Register now for the Distressed Film Workshop >

 

SCREENING PROGRAM

TB TX DANCE 
(2006, 2 X 16MM, 3 min)
“A cameraless film made by running clear leader through the laser printer in my office. Made as a commission by Mike Plante as part of the Lunchfilm series. The rules of the commission:  include Toni Basil, include Texas, include dance, include a signature, must be made for less than $32.37 (the price of the lunch he bought me as the cost of the commission). The dots in the background produce the sound in the film as they run by the exciter lamp.”

[sic] series
(2014, 16mm, 5 min)
[sic] series is a collection of three found fragments, presented exactly as found. Three cryptic messages transmitted in their odd perfection. Three time capsules, the only traces of a world now gone forever.

Money Changes Everything
(2009/rev. 2011, 16mm x 3, 5:00)
Three days in Las Vegas, Nevada; three different visions of the discarded past and of the constantly renewed future. A three-part portrait of a town in transformation: a suburban utopia in the desert, a cancerous sprawl of unplanned development, a destination for suicides.

SOUND FILM
(2015, 16mm x 5, 12:00)
SOUND FILM explores the history and technologies of sound reproduction and the way we “picture” sound as image.

Historia Calamitatum (The Story of My Misfortunes), Part II: The Crying Game  
(2014, digival video, 21 min)
It's all right to cry.

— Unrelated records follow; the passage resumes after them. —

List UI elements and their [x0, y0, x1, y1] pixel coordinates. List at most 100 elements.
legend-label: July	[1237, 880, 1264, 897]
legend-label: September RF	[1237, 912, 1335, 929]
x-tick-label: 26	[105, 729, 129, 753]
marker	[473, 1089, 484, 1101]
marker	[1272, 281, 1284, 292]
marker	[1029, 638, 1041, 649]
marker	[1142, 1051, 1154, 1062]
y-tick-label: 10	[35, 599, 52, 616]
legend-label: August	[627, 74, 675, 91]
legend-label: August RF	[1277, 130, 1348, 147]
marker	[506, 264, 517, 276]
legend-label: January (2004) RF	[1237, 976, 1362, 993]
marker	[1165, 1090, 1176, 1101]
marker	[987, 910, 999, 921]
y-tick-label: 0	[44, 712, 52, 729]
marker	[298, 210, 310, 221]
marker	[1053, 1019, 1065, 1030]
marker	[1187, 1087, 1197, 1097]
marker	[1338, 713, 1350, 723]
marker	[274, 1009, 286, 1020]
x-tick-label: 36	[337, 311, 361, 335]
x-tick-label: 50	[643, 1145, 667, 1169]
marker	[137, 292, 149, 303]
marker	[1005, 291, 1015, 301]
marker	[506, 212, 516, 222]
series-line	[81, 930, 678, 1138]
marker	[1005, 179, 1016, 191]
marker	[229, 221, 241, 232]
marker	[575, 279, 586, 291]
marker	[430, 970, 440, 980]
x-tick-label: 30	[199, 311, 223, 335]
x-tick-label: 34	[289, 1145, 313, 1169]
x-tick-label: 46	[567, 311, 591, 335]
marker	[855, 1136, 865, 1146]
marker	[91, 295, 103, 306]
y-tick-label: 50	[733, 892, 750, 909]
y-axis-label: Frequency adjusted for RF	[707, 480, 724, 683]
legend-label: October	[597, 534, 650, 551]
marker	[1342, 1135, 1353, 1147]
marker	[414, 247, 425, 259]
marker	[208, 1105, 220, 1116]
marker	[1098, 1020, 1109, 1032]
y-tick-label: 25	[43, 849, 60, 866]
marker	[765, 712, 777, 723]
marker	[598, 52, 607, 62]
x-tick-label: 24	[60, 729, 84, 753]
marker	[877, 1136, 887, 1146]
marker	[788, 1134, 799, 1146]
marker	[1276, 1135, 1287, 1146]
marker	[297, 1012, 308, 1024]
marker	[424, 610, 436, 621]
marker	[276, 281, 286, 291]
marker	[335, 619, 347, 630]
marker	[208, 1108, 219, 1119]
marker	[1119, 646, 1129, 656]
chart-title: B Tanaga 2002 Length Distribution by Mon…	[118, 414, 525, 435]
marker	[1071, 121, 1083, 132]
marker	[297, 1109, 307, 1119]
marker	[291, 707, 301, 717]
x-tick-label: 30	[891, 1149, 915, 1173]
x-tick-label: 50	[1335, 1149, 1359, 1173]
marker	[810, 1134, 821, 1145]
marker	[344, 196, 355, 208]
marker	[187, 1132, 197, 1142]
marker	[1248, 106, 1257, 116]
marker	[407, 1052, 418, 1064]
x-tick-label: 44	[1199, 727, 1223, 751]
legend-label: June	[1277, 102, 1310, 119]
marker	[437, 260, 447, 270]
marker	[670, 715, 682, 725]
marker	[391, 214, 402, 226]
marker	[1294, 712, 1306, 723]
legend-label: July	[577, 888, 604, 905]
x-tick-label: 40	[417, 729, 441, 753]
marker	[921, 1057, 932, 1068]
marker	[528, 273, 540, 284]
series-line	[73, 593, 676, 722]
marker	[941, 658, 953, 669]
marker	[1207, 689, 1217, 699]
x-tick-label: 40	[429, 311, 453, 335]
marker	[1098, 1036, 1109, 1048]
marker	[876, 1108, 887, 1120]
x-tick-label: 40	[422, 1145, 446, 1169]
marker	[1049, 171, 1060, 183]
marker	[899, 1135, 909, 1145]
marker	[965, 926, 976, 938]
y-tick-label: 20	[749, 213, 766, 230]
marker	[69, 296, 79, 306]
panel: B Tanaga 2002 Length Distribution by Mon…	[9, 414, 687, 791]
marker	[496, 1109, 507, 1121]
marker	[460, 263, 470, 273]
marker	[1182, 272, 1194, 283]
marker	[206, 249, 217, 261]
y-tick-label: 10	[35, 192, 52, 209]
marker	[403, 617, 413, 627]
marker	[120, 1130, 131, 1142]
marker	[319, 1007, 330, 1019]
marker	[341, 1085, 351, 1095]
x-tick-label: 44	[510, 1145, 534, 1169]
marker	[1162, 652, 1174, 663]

Sometimes it's better than all right.

AAAAA Motion Picture 
(2010, 3 X 16MM, 12 min)
The Manhattan phone book has 14 pages of companies jockeying to be at the start of the alphabetical listings. Capitalism triumphs over linguistic richness yet again. Our challenge: to learn how to write poetry when there’s only one letter left.

Last Light of a Dying Star 
(2008, 4 X 16MM, 3 X VIDEO, 1 X SUPER 8MM, 22 min.)
A multi-projector meditation on the passage from film to video, from abstraction to representation, and from the technological wonder of space exploration to the banality of the digital snapshot. Originally made for an installation/performance in a planetarium at the Museum of Arts and Sciences in Macon, GA, the film attempts to recapture some of the excitement of the early days of space exploration and the utopian aspirations of expanded cinema. Made as an orchestration of a number of different elements, made and found: handmade cameraless film loops by Beebe and Jodie Mack; 16mm educational films about eclipses, asteroids, comets, and meteorites; and a super 8 print of the East German animated film “The Drunk Sun.”